Warm, Shallow, Seas

Jurassic 145-213 million years ago

This part of the exhibition has amazing marine reptiles from the Jurassic Period.. The remains of plesiosaurs, sea crocodiles such as Steneosaurus and ichthyosaurs fill the cases, including several discovered by famous fossil collector Mary Anning. These are displayed alongside ammonites, sea urchins and starfish. Many of these fossils were found locally in the Oxford Clay rocks of Cambridgeshire. Also on display are a remarkable range of fossils preserved in the Solnhofen limestones of Bavaria, Germany, which formed on the bottom of a shallow tropical lagoon.

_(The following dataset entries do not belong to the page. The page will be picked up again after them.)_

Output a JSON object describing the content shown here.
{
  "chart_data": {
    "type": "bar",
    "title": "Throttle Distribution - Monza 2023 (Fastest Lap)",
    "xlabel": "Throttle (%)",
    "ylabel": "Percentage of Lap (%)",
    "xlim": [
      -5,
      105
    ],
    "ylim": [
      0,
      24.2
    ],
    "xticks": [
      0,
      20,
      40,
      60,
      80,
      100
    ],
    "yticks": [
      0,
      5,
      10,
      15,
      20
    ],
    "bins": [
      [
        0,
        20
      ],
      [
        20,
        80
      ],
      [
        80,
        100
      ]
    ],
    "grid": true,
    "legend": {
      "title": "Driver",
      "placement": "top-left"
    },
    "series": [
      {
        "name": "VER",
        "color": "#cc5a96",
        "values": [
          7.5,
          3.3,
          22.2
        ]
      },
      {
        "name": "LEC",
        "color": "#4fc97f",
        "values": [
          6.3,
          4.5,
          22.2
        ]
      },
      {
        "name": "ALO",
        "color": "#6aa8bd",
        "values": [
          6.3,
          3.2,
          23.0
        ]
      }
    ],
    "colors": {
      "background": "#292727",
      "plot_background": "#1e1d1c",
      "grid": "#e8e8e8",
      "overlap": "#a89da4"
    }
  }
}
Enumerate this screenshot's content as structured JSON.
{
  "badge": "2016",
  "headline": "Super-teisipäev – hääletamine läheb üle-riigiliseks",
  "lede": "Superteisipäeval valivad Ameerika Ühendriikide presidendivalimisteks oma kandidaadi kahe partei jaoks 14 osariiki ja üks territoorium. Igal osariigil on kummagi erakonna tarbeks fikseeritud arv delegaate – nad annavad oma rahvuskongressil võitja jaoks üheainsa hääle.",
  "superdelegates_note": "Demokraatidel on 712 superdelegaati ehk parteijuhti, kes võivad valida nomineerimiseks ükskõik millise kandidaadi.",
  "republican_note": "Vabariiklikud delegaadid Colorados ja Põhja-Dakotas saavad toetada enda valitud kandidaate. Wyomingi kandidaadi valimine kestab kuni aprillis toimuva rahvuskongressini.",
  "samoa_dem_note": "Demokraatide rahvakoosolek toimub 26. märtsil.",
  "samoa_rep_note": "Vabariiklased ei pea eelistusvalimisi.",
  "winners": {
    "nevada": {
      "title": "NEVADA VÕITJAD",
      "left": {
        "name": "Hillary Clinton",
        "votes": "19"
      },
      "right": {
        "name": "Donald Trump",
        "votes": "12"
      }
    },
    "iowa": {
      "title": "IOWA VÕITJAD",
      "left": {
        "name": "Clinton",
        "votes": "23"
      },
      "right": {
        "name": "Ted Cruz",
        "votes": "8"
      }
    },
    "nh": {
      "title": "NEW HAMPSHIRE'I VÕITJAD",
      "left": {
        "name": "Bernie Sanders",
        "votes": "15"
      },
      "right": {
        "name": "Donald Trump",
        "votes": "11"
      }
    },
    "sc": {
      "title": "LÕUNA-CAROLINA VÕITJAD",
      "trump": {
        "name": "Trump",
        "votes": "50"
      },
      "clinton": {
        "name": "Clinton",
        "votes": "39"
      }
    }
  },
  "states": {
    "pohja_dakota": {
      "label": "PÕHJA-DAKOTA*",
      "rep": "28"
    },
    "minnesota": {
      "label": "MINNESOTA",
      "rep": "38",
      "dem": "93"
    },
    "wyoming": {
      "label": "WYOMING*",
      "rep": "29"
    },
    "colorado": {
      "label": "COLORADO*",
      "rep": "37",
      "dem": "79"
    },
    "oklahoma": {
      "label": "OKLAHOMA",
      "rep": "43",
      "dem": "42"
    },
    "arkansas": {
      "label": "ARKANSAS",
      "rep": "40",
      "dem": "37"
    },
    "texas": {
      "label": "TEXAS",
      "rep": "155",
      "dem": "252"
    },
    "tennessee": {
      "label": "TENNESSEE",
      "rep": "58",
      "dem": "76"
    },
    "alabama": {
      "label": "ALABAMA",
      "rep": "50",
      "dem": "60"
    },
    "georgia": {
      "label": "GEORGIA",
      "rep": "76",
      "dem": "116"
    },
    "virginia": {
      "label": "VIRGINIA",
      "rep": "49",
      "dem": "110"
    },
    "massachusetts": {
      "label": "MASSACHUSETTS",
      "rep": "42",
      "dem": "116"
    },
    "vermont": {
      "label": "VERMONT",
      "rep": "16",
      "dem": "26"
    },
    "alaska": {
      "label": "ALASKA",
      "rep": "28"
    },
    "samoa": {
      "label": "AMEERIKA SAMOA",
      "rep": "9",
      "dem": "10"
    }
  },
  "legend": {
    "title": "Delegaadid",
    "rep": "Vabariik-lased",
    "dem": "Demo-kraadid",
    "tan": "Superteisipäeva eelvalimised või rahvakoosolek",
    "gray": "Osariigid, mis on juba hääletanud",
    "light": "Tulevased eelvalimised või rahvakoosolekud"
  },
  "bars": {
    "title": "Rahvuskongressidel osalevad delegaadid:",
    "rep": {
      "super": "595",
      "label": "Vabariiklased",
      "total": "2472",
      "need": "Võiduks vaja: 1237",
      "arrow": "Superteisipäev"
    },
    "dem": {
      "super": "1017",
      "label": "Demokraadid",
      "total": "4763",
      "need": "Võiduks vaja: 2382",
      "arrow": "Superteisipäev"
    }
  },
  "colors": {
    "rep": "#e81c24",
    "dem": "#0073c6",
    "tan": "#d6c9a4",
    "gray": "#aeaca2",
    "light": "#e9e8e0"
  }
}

These quiet conditions favoured preservation, so the level of detail is remarkable. These rocks are famous for the fossil of Archaeopteryx – one of the earliest known feathered creatures. A cast is displayed in this part of the gallery.

  Ichthyosaur

Ichthyosaurs are extinct marine reptiles with a dolphin-like body shape. Well preserved and sometimes complete fossils were amongst the first large fossil animal remains to be discovered in the early 19th Century, some time before the dinosaurs. Ichthyosaurs and other groups of extinct marine reptiles, such as the plesiosaurs, were known as 'monsters of the abyss'.
 Mary Anning

In the early 19th century, the Anning family collected fossils from the seacliffs around Lyme Regis in Dorset. Both mother and daughter were called Mary and it is the daughter, Mary (1799-1847), who is best known as a collector because she found some remarkable and important fossils which were bought by famous palaeontologists of the time, such as Adam Sedgwick.